PDF(Pubmed)
Abstract:
UNASSIGNED: Chronic Myeloid Leukaemia (CML) is defined by the presence of the Philadelphia chromosome, a balanced translocation between chromosomes 9 and 22 that results in the constitutively active tyrosine kinase, BCR-ABL1. Additional chromosomal abnormalities (ACAs) at diagnosis occur in 5-10% of CML patients, and are important for prognosis. They are classified as major or minor route. The purpose of our study was to determine the frequency and type of ACAs in 193 newly diagnosed CML patients, and to evaluate patient characteristics, treatment response, and survival.
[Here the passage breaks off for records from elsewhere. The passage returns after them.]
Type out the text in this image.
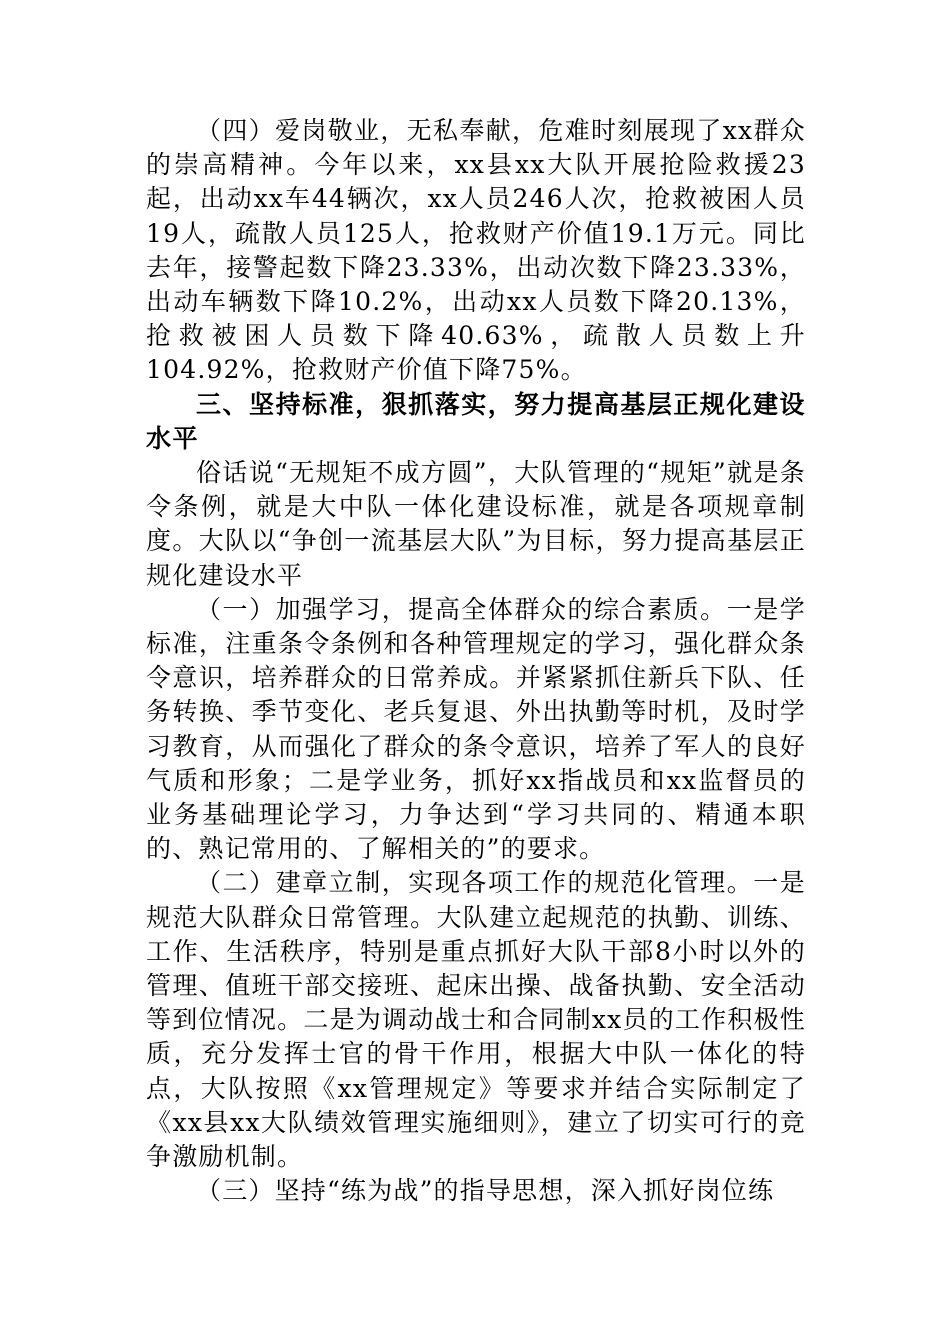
（四）爱岗敬业，无私奉献，危难时刻展现了xx群众的崇高精神。今年以来，xx县xx大队开展抢险救援23起，出动xx车44辆次，xx人员246人次，抢救被困人员19人，疏散人员125人，抢救财产价值19.1万元。同比去年，接警起数下降23.33%，出动次数下降23.33%，出动车辆数下降10.2%，出动xx人员数下降20.13%，抢救被困人员数下降40.63%，疏散人员数上升104.92%，抢救财产价值下降75%。

三、坚持标准，狠抓落实，努力提高基层正规化建设水平

俗话说“无规矩不成方圆”，大队管理的“规矩”就是条令条例，就是大中队一体化建设标准，就是各项规章制度。大队以“争创一流基层大队”为目标，努力提高基层正规化建设水平

（一）加强学习，提高全体群众的综合素质。一是学标准，注重条令条例和各种管理规定的学习，强化群众条令意识，培养群众的日常养成。并紧紧抓住新兵下队、任务转换、季节变化、老兵复退、外出执勤等时机，及时学习教育，从而强化了群众的条令意识，培养了军人的良好气质和形象；二是学业务，抓好xx指战员和xx监督员的业务基础理论学习，力争达到“学习共同的、精通本职的、熟记常用的、了解相关的”的要求。

（二）建章立制，实现各项工作的规范化管理。一是规范大队群众日常管理。大队建立起规范的执勤、训练、工作、生活秩序，特别是重点抓好大队干部8小时以外的管理、值班干部交接班、起床出操、战备执勤、安全活动等到位情况。二是为调动战士和合同制xx员的工作积极性质，充分发挥士官的骨干作用，根据大中队一体化的特点，大队按照《xx管理规定》等要求并结合实际制定了《xx县xx大队绩效管理实施细则》，建立了切实可行的竞争激励机制。

（三）坚持“练为战”的指导思想，深入抓好岗位练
UNASSIGNED: Medical records, in conjunction with data from the PathWest cytogenetics and molecular laboratories, were analysed.
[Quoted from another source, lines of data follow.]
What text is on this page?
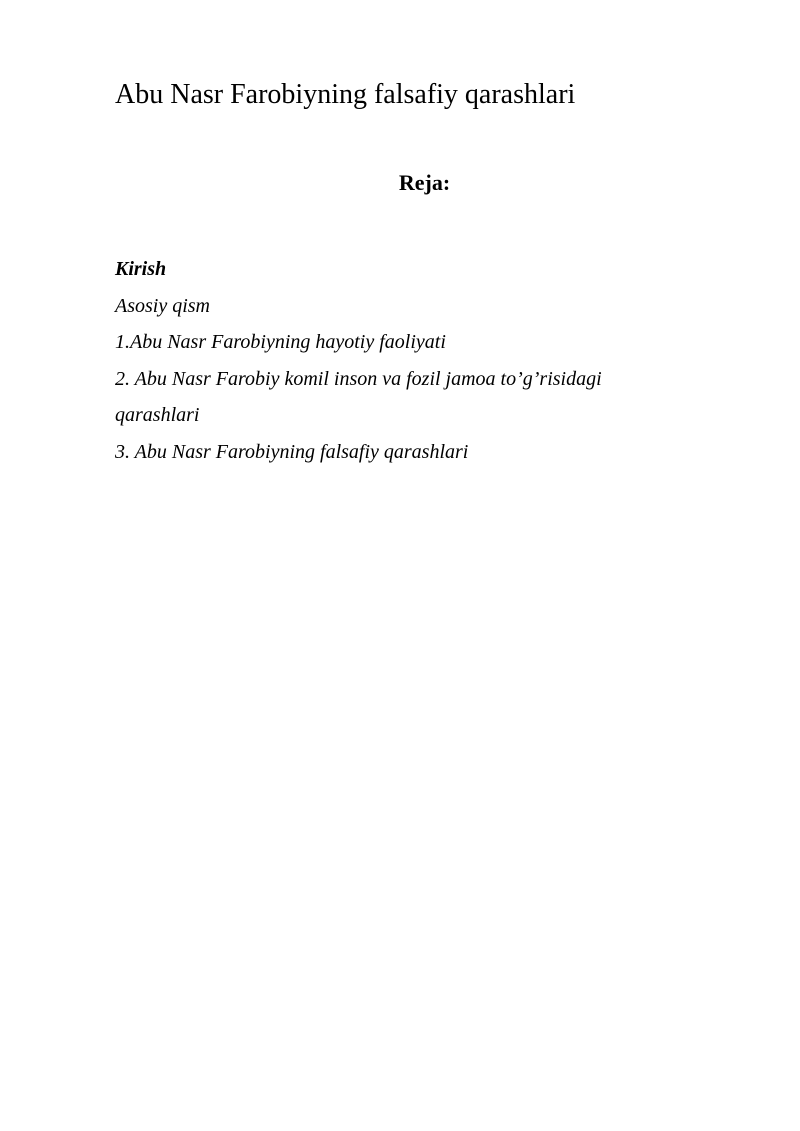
Abu Nasr Farobiyning falsafiy qarashlari
Reja:
Kirish
Asosiy qism
1.Abu Nasr Farobiyning hayotiy faoliyati
2. Abu Nasr Farobiy komil inson va fozil jamoa to’g’risidagi
qarashlari
3. Abu Nasr Farobiyning falsafiy qarashlari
UNASSIGNED: ACAs were present in 14 (7.3%) of patients at diagnosis. Seven patients had major-route abnormalities, with additional chromosome 8 (+8) the most common. All patients were treated with tyrosine kinase inhibitors (TKIs). Three patients presented in blast crisis; two patients have died. Of note, there was a high incidence of the rare minor and micro BCR-ABL1 fusion transcripts.
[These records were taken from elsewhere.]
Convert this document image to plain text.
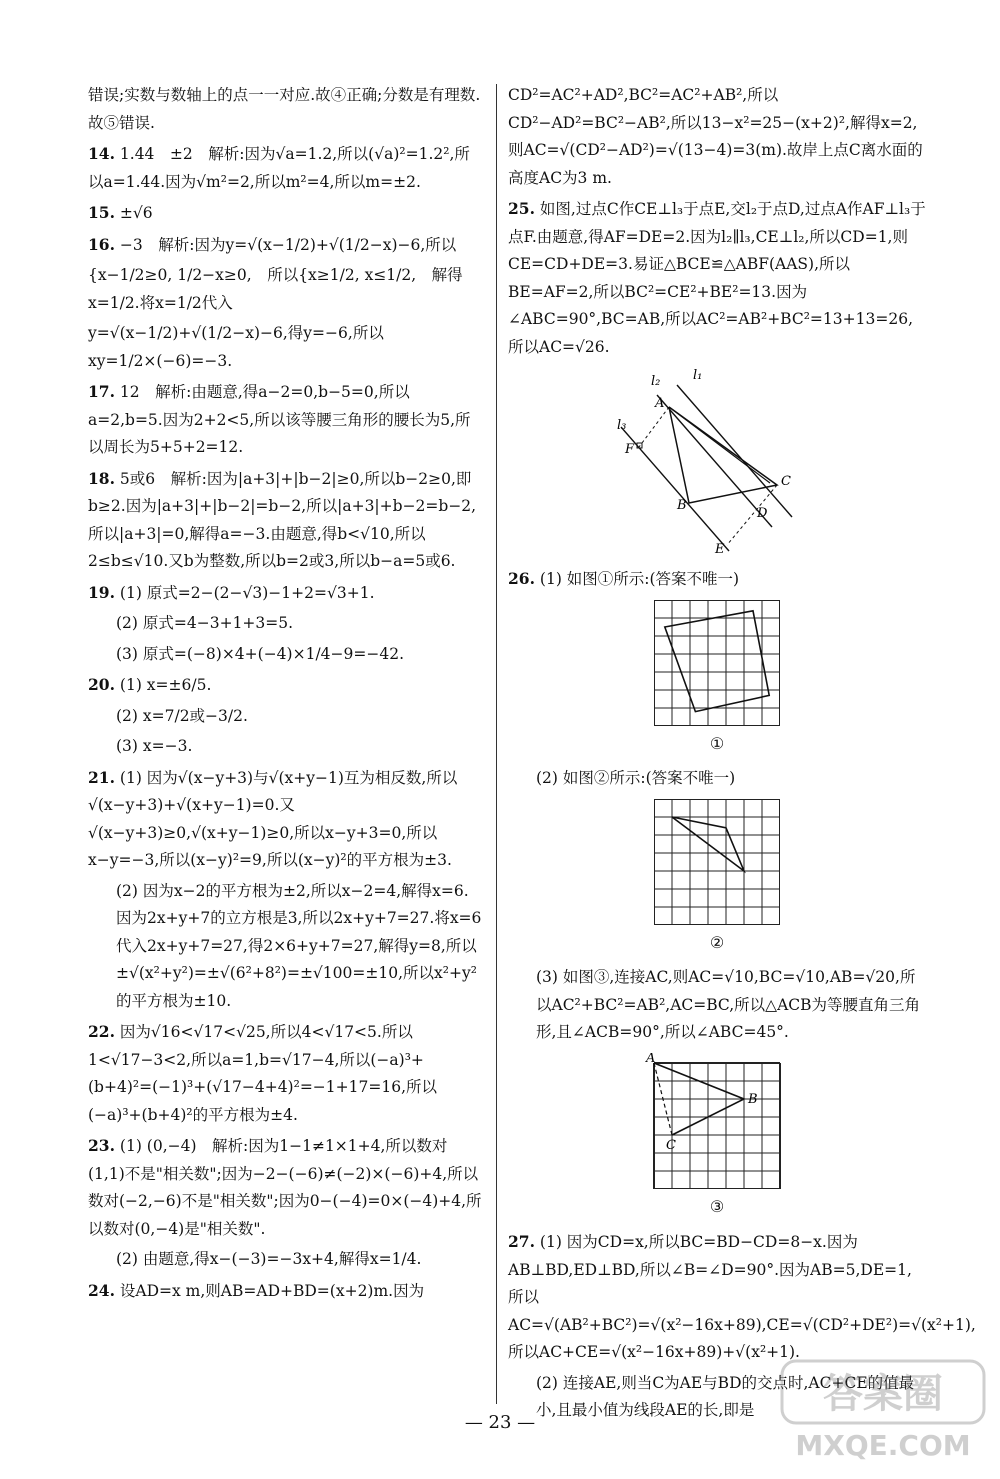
错误;实数与数轴上的点一一对应.故④正确;分数是有理数.故⑤错误.

14. 1.44　±2　解析:因为√a=1.2,所以(√a)²=1.2²,所以a=1.44.因为√m²=2,所以m²=4,所以m=±2.

15. ±√6

16. −3　解析:因为y=√(x−1/2)+√(1/2−x)−6,所以

{x−1/2≥0, 1/2−x≥0,　所以{x≥1/2, x≤1/2,　解得x=1/2.将x=1/2代入

y=√(x−1/2)+√(1/2−x)−6,得y=−6,所以xy=1/2×(−6)=−3.

17. 12　解析:由题意,得a−2=0,b−5=0,所以a=2,b=5.因为2+2<5,所以该等腰三角形的腰长为5,所以周长为5+5+2=12.

18. 5或6　解析:因为|a+3|+|b−2|≥0,所以b−2≥0,即b≥2.因为|a+3|+|b−2|=b−2,所以|a+3|+b−2=b−2,所以|a+3|=0,解得a=−3.由题意,得b<√10,所以2≤b≤√10.又b为整数,所以b=2或3,所以b−a=5或6.

19. (1) 原式=2−(2−√3)−1+2=√3+1.

(2) 原式=4−3+1+3=5.

(3) 原式=(−8)×4+(−4)×1/4−9=−42.

20. (1) x=±6/5.

(2) x=7/2或−3/2.

(3) x=−3.

21. (1) 因为√(x−y+3)与√(x+y−1)互为相反数,所以√(x−y+3)+√(x+y−1)=0.又√(x−y+3)≥0,√(x+y−1)≥0,所以x−y+3=0,所以x−y=−3,所以(x−y)²=9,所以(x−y)²的平方根为±3.

(2) 因为x−2的平方根为±2,所以x−2=4,解得x=6.因为2x+y+7的立方根是3,所以2x+y+7=27.将x=6代入2x+y+7=27,得2×6+y+7=27,解得y=8,所以±√(x²+y²)=±√(6²+8²)=±√100=±10,所以x²+y²的平方根为±10.

22. 因为√16<√17<√25,所以4<√17<5.所以1<√17−3<2,所以a=1,b=√17−4,所以(−a)³+(b+4)²=(−1)³+(√17−4+4)²=−1+17=16,所以(−a)³+(b+4)²的平方根为±4.

23. (1) (0,−4)　解析:因为1−1≠1×1+4,所以数对(1,1)不是"相关数";因为−2−(−6)≠(−2)×(−6)+4,所以数对(−2,−6)不是"相关数";因为0−(−4)=0×(−4)+4,所以数对(0,−4)是"相关数".

(2) 由题意,得x−(−3)=−3x+4,解得x=1/4.

24. 设AD=x m,则AB=AD+BD=(x+2)m.因为

CD²=AC²+AD²,BC²=AC²+AB²,所以CD²−AD²=BC²−AB²,所以13−x²=25−(x+2)²,解得x=2,则AC=√(CD²−AD²)=√(13−4)=3(m).故岸上点C离水面的高度AC为3 m.

25. 如图,过点C作CE⊥l₃于点E,交l₂于点D,过点A作AF⊥l₃于点F.由题意,得AF=DE=2.因为l₂∥l₃,CE⊥l₂,所以CD=1,则CE=CD+DE=3.易证△BCE≌△ABF(AAS),所以BE=AF=2,所以BC²=CE²+BE²=13.因为∠ABC=90°,BC=AB,所以AC²=AB²+BC²=13+13=26,所以AC=√26.

l₂	l₁
l₃
A
F
C
B
D
E

26. (1) 如图①所示:(答案不唯一)

①

(2) 如图②所示:(答案不唯一)

②

(3) 如图③,连接AC,则AC=√10,BC=√10,AB=√20,所以AC²+BC²=AB²,AC=BC,所以△ACB为等腰直角三角形,且∠ACB=90°,所以∠ABC=45°.

A
B
C
③

27. (1) 因为CD=x,所以BC=BD−CD=8−x.因为AB⊥BD,ED⊥BD,所以∠B=∠D=90°.因为AB=5,DE=1,所以AC=√(AB²+BC²)=√(x²−16x+89),CE=√(CD²+DE²)=√(x²+1),所以AC+CE=√(x²−16x+89)+√(x²+1).

(2) 连接AE,则当C为AE与BD的交点时,AC+CE的值最小,且最小值为线段AE的长,即是

— 23 —
答案圈
MXQE.COM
UNASSIGNED: Frequency of ACAs at diagnosis was similar to that of previous reports. These patients consist a higher-risk cohort, and require individualised treatment, with consideration of frontline and secondary TKIs, adjunct chemotherapy, novel agents, and allogeneic stem cell transplant.
UNASSIGNED: Medical records, in conjunction with data from the PathWest cytogenetics and molecular laboratories, were analysed.
UNASSIGNED: ACAs were present in 14 (7.3%) of patients at diagnosis. Seven patients had major-route abnormalities, with additional chromosome 8 (+8) the most common. All patients were treated with tyrosine kinase inhibitors (TKIs). Three patients presented in blast crisis; two patients have died. Of note, there was a high incidence of the rare minor and micro BCR-ABL1 fusion transcripts.
UNASSIGNED: Frequency of ACAs at diagnosis was similar to that of previous reports. These patients consist a higher-risk cohort, and require individualised treatment, with consideration of frontline and secondary TKIs, adjunct chemotherapy, novel agents, and allogeneic stem cell transplant.
摘要:
未经证实:慢性粒细胞白血病(CML)由费城染色体的存在定义,染色体9和22之间的平衡易位,导致组成型活性酪氨酸激酶,BCR-ABL1.诊断时额外的染色体异常(ACA)发生在5-10%的CML患者中,对预后很重要。它们被分类为主要或次要路线。我们研究的目的是确定193例新诊断的CML患者的ACA频率和类型,并评估患者特征,治疗反应,和生存。
未经评估:医疗记录,结合PathWest细胞遗传学和分子实验室的数据,进行了分析。
未经证实:诊断时14例(7.3%)患者存在ACAs。7名患者有主要途径异常,以8号染色体(+8)最常见。所有患者均接受酪氨酸激酶抑制剂(TKIs)治疗。三名患者出现爆炸危机;两名患者死亡。值得注意的是,罕见的次要和微型BCR-ABL1融合转录本的发生率很高。
未经评估:诊断时ACA的频率与以前的报告相似。这些患者是一个高风险的队列,需要个性化治疗,考虑到前线和次要TKIs,辅助化疗,新颖的特工,和同种异体干细胞移植.
未经评估:医疗记录,结合PathWest细胞遗传学和分子实验室的数据,进行了分析。
未经证实:诊断时14例(7.3%)患者存在ACAs。7名患者有主要途径异常,以8号染色体(+8)最常见。所有患者均接受酪氨酸激酶抑制剂(TKIs)治疗。三名患者出现爆炸危机;两名患者死亡。值得注意的是,罕见的次要和微型BCR-ABL1融合转录本的发生率很高。
未经评估:诊断时ACA的频率与以前的报告相似。这些患者是一个高风险的队列,需要个性化治疗,考虑到前线和次要TKIs,辅助化疗,新颖的特工,和同种异体干细胞移植.